Today, with great praise from industry, a new report, commissioned by the Alberta Government, on oilsands GHG emissions was released. This report, by Jacobs Consultancy, assesses the degree to which oilsands GHG emissions compare to other sources of crude entering the European Union. The results are not particularly surprising, nor are they likely to significantly bolster the Alberta Government’s case.
The EU FQD, for those not familiar with it, assigns GHG ratings to EU vehicle fuel based on the feedstock from which that fuel is produced. Gasoline produced from almost any source of oil on the planet is labelled as having 87.5gCO2e/MJ of GHG emissions, while fuel produced from an oilsands (or natural bitumen) feedstock is labelled as 107gCO2e/MJ. Since the EU will require overall reductions in the emissions footprint of gasoline supplies, the FQD makes oilsands-sourced products less valuable in the EU marketplace.
First, let’s be clear – the EU’s Fuel Quality Directive as proposed singles out oilsands and allows many sources of crude with similar GHG emissions to enter the EU without facing a similar carbon penalty. In my view, that’s wrong, and Canada should oppose it on those grounds. Thing is, I don’t see how today’s report helps us to do that in ways we could not before, or changes what I think the strategy should be.
What do we learn from the report? Well, first we learn that almost all oilsands production, with the exception of some cold-flow production using Cold Heavy Oil Production with Sand (CHOPS) techniques, would have higher GHG emissions per barrel than, “the range in carbon intensity of gasoline produced from representative crude oils refined in representative EU refineries.” The shaded area in the Figure below shows that range of representative-crude oil-sourced-gasoline emissions (wells-to-wheels) while the bars show the same measure for oilsands products based on different pathways to market.
There are three additional arguments made in this report – first, the one we hear often that other sources of crude such as Venezuelan heavy and Nigerian crude have emissions much higher than the average conventional oil imported into the EU, second, that oilsands emissions are not represented by a single number, but rather a range, and finally that top-performing oilsands sites with certain refining pathways have emissions lower than the benchmark of 107gCO2e/MJ, and this may improve over time. Again, this will not be news to the EU.
On the first one, the Figure below shows the argument being made – that when compared to other similar grades of crude potentially imported into the EU, oilsands are not that bad. This figure certainly suggests that treating Venezuelan heavy as though it has emissions of 87g/MJ while treating oilsands as having emissions of 107gCO2e/MJ is discriminatory, but it does not suggest that the Figure applied to oilsands is inaccurate.
The second argument, that oilsands can not be represented by a single number, is also one which puzzles me. The EU FQD allows individual sources of crude to certify to a lower number if that better reflects their emissions. The Jacobs report finds that oilsands-sourced gasoline exported to the EU could range in emissions from 99-113gCO2e/MJ, while it would all be initially labelled as 107gCO2e/MJ. Well, that’s obviously good for the 107-113gCO2e/MJ facilities, since they receive a lower stamp than they would in the accurate system which the Alberta government is seeking, while those below 107gCO2e/MJ are able to certify down to an accurate level.

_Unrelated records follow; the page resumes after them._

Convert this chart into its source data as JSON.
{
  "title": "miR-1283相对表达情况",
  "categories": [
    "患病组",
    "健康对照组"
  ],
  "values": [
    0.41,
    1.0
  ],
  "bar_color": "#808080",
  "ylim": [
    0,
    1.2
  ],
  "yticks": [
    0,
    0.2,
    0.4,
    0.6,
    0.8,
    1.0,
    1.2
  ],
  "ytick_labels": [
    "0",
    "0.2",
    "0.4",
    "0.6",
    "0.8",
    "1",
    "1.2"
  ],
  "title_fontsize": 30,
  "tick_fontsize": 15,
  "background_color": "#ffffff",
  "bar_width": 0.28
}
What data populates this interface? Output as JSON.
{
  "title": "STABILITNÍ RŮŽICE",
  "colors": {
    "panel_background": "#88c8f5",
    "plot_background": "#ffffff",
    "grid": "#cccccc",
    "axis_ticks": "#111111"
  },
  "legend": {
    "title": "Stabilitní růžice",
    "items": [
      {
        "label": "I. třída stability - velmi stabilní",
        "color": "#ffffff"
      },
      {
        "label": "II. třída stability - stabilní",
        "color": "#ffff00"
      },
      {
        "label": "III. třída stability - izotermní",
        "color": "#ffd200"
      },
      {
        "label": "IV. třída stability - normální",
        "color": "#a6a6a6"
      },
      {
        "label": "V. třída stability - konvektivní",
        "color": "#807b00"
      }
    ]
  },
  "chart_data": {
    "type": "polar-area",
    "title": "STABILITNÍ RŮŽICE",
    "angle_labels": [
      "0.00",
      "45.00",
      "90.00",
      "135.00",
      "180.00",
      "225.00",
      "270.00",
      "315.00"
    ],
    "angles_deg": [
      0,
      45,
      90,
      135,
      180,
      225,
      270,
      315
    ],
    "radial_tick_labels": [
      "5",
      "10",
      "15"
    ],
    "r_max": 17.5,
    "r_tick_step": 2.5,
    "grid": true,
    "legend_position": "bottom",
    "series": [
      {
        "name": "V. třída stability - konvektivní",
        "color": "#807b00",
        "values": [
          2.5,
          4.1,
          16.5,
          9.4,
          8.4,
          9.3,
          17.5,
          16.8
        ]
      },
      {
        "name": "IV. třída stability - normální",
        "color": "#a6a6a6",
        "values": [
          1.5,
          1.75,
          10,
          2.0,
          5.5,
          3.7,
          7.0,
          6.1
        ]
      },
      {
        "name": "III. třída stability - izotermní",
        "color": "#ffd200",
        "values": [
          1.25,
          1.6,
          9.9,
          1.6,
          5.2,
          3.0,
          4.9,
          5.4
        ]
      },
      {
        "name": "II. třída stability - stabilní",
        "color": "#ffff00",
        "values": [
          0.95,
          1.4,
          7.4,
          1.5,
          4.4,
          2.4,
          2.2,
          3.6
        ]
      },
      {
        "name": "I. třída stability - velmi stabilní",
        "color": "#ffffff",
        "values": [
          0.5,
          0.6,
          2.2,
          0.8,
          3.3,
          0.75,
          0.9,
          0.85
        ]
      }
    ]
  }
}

Finally, the argument that oilsands will improve also seems to be defeated by the fact that individual sources can certify down. In the Jacobs report, it is suggested that new innovations and improved processes could bring emissions from oilsands down by 8-10gCO2e/MJ. Great! And, under the FQD, any producer achieving these improvements will be able to certify as such, thus increasing the value of their product in the EU.
This all comes back to the same problem with the EU system – it treats all crudes in the conventional or oilsands baskets as average, even though these crudes vary widely in actual GHG emissions/bbl. In my mind, the solution remains the same – Canada and Alberta should be arguing for a benchmark at the top of each basket, which according to the new Jacobs report would imply an initial benchmark for conventional oil at 99gCO2e/MJ, and an oilsands benchmark at 113gCO2e/MJ, against which better performers can certify down. This would ensure that countries have an incentive to provide verifiable emissions data, and that the emissions labels applied to crude oil products in the EU would accurately reflect their GHG emissions. I’m not sure why either Canada or the EU would argue against that.
Here’s the challenge – if you believe that oilsands emissions will decrease with better technology, and you believe that other sources of GHG-intensive crude like Venezuela and Nigeria won’t provide verifiable data, this is a sure-fire way to get your level playing field. As a bonus, you’re actually arguing for stronger EU GHG policy to protect oilsands – how novel would that be?